Sénatrice de Paris, je représente la haute assemblée au Conseil interministériel du Tourisme que préside le Premier ministre. Ces bons chiffres sont synonymes d’embauches et de nouveaux investissements, notamment dans le secteur de l’hôtellerie et de la restauration. Nous ne pouvons donc que nous en féliciter et espérer que l’impact négatif du Covid sera très vite estompé.
Même si nous allons devoir gérer encore quelques mois un déficit touristique par rapport à ce que nous attendions, notre pays et Paris doivent anticiper et se prémunir contre les effets négatifs d’un "hyper-tourisme" que nous ne saurions plus maîtriser. Venise, Barcelone, Amsterdam, Dubrovnik … et même le sommet de l’Himalaya, ont offert l’été dernier des images frappantes de l’impact négatif que peut engendrer le tourisme de masse sur les équilibres de vie locale, voire sur le maintien en l’état d’espaces naturels protégés ou de sites historiques exceptionnels (pollution, dégradations, embouteillages, hausse des prix, raréfaction des logements …). Il nous faut donc réagir, anticiper, encadrer si nous ne voulons pas, dans un proche avenir, nous trouver contraints d’interdire. Pour ce faire, de nombreuses pistes s’offrent à nous, de la régulation du phénomène des plateformes de locations touristiques du type Airbnb à la limitation du nombre de cars en circulation ou stationnement en centre-ville. Nous pourrions également envisager une modulation de la taxe de séjour suivant la période de l’année et la situation géographique ou encore la limitation du nombre quotidien de visiteurs sur certains sites emblématiques, avec pré-réservation sur le net et régulation horaire.

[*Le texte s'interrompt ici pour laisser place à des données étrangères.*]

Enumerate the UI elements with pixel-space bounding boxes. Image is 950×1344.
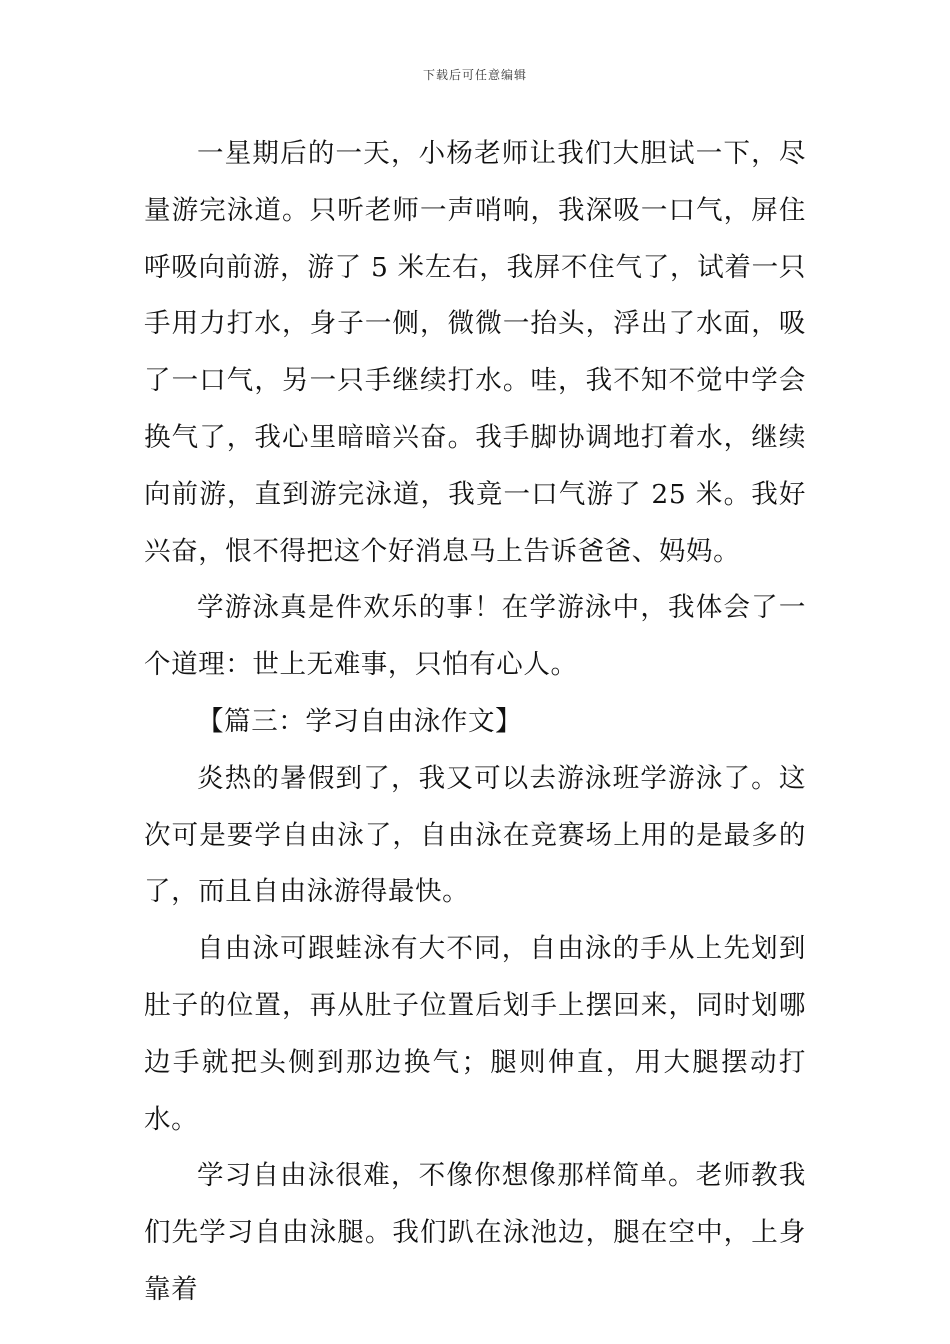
paragraph-1: 一星期后的一天，小杨老师让我们大胆试一下，尽量游完泳道。只听老师一声哨响，我深吸一口气，屏住呼吸向前游，游了 5 米左右，我屏不住气了，试着一只手用力打水，身子一侧，微微一抬头，浮出了水面，吸了一口气，另一只手继续打水。哇，我不知不觉中学会换气了，我心里暗暗兴奋。我手脚协调地打着水，继续向前游，直到游完泳道，我竟一口气游了 25 米。我好兴奋，恨不得把这个好消息马上告诉爸爸、妈妈。 <box>144 138 806 567</box>
section-heading: 【篇三：学习自由泳作文】 <box>197 705 523 737</box>
document-body <box>144 126 806 1319</box>
paragraph-4: 自由泳可跟蛙泳有大不同，自由泳的手从上先划到肚子的位置，再从肚子位置后划手上摆回来，同时划哪边手就把头侧到那边换气；腿则伸直，用大腿摆动打水。 <box>144 933 806 1135</box>
paragraph-3: 炎热的暑假到了，我又可以去游泳班学游泳了。这次可是要学自由泳了，自由泳在竞赛场上用的是最多的了，而且自由泳游得最快。 <box>144 762 806 908</box>
paragraph-2: 学游泳真是件欢乐的事！在学游泳中，我体会了一个道理：世上无难事，只怕有心人。 <box>144 592 806 681</box>
paragraph-5: 学习自由泳很难，不像你想像那样简单。老师教我们先学习自由泳腿。我们趴在泳池边，腿在空中，上身靠着 <box>144 1160 806 1305</box>
page-header: 下载后可任意编辑 <box>422 68 527 82</box>
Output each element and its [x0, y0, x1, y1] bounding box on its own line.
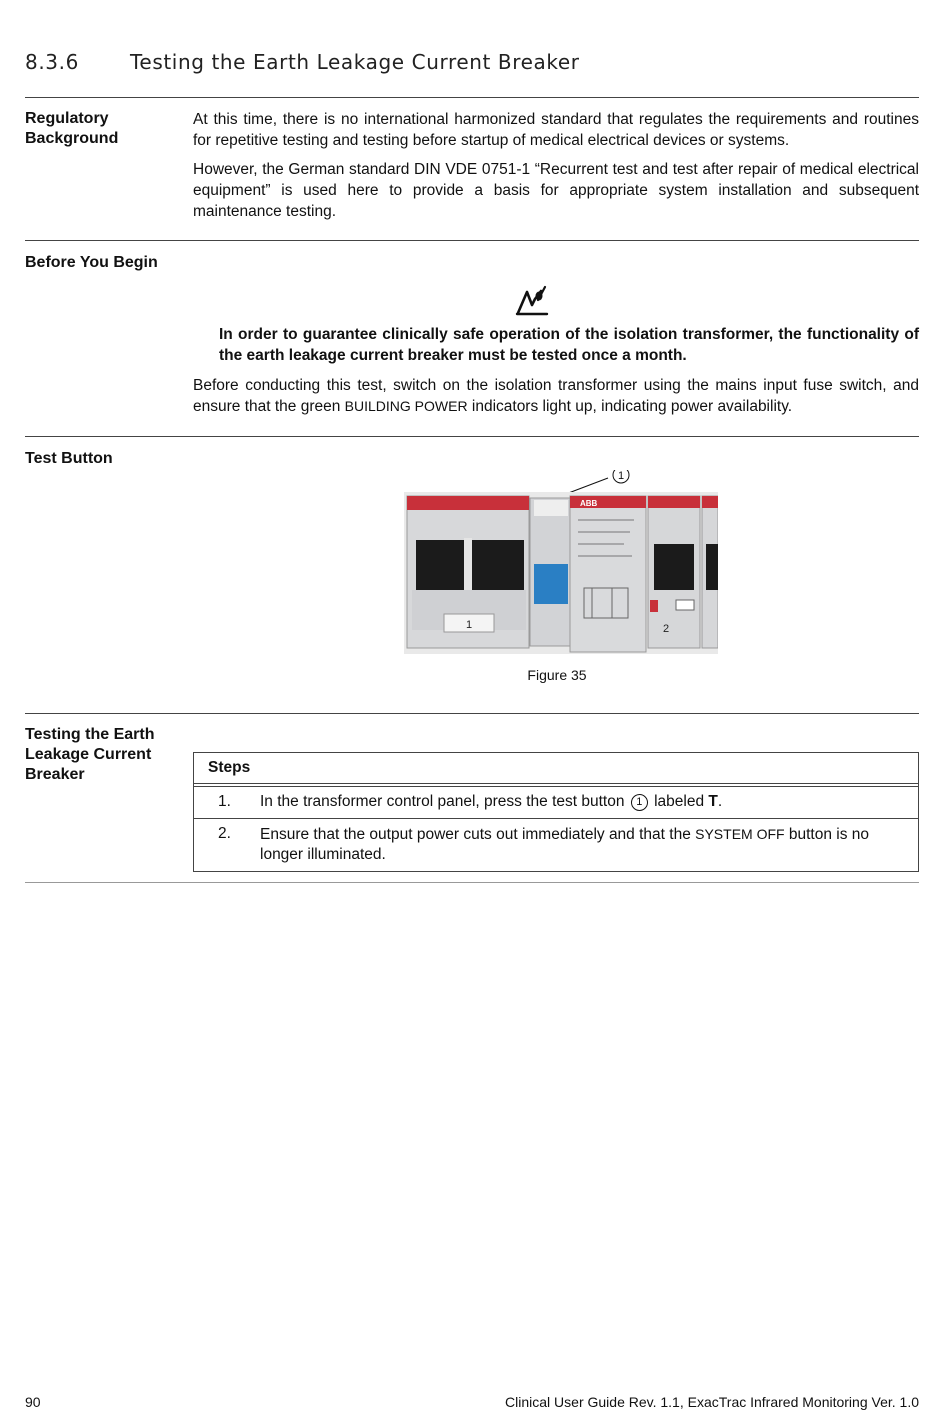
document-title: Clinical User Guide Rev. 1.1, ExacTrac Infrared Monitoring Ver. 1.0	[505, 1394, 919, 1410]
step-text: Ensure that the output power cuts out immediately and that the SYSTEM OFF button is no longer illuminated.	[260, 826, 870, 863]
before-begin-paragraph: Before conducting this test, switch on the isolation transformer using the mains input fuse switch, and ensure that the green BUILDING POWER indicators light up, indicating power availability.	[193, 377, 919, 415]
side-heading-test-button: Test Button	[25, 450, 113, 467]
photo-label-2: 2	[662, 623, 670, 635]
test-button-letter: T	[708, 793, 718, 810]
callout-number: 1	[617, 470, 625, 482]
breaker-photo	[404, 492, 718, 654]
page-number: 90	[25, 1394, 41, 1410]
figure-caption: Figure 35	[527, 667, 587, 683]
steps-header: Steps	[194, 753, 918, 784]
photo-brand: ABB	[580, 499, 598, 508]
step-row	[194, 818, 918, 871]
steps-table	[193, 752, 919, 872]
divider	[25, 97, 919, 98]
side-heading-testing: Testing the Earth Leakage Current Breaker	[25, 726, 155, 783]
note-text: In order to guarantee clinically safe operation of the isolation transformer, the functionality of the earth leakage current breaker must be tested once a month.	[219, 326, 919, 364]
step-number: 1.	[218, 793, 231, 810]
divider	[25, 436, 919, 437]
callout-number: 1	[631, 794, 648, 811]
section-heading	[25, 50, 580, 74]
divider	[25, 882, 919, 883]
step-row	[194, 787, 918, 818]
note-hand-icon	[514, 283, 550, 317]
section-number: 8.3.6	[25, 50, 79, 74]
system-off-label: SYSTEM OFF	[695, 826, 785, 842]
side-heading-regulatory: Regulatory Background	[25, 110, 119, 147]
section-title: Testing the Earth Leakage Current Breaker	[130, 50, 580, 74]
building-power-label: BUILDING POWER	[344, 398, 468, 414]
step-text: In the transformer control panel, press the test button 1 labeled T.	[260, 793, 723, 810]
side-heading-before-begin: Before You Begin	[25, 254, 158, 271]
step-number: 2.	[218, 825, 231, 842]
divider	[25, 713, 919, 714]
photo-label-1: 1	[465, 619, 473, 631]
regulatory-paragraph-1: At this time, there is no international harmonized standard that regulates the requirements and routines for repetitive testing and testing before startup of medical electrical devices or systems.	[193, 111, 919, 149]
regulatory-paragraph-2: However, the German standard DIN VDE 0751-1 “Recurrent test and test after repair of medical electrical equipment” is used here to provide a basis for appropriate system installation and subsequent maintenance testing.	[193, 161, 919, 220]
divider	[25, 240, 919, 241]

Enfin, certaines zones touristiques denses doivent pouvoir envisager la création d’une police touristique. Ces agents seraient facilement identifiables par les touristes, dotés de moyens modernes pour se déplacer rapidement (type Segway) et échanger avec un public international (Tablettes / Traducteurs type Google translation). Ils seraient ainsi en mesure d’orienter le public, voire de verbaliser certains comportements répréhensibles. C’est à ce prix que nous pourrons assurer le respect des équilibres locaux, en même temps qu’un tourisme de meilleure qualité.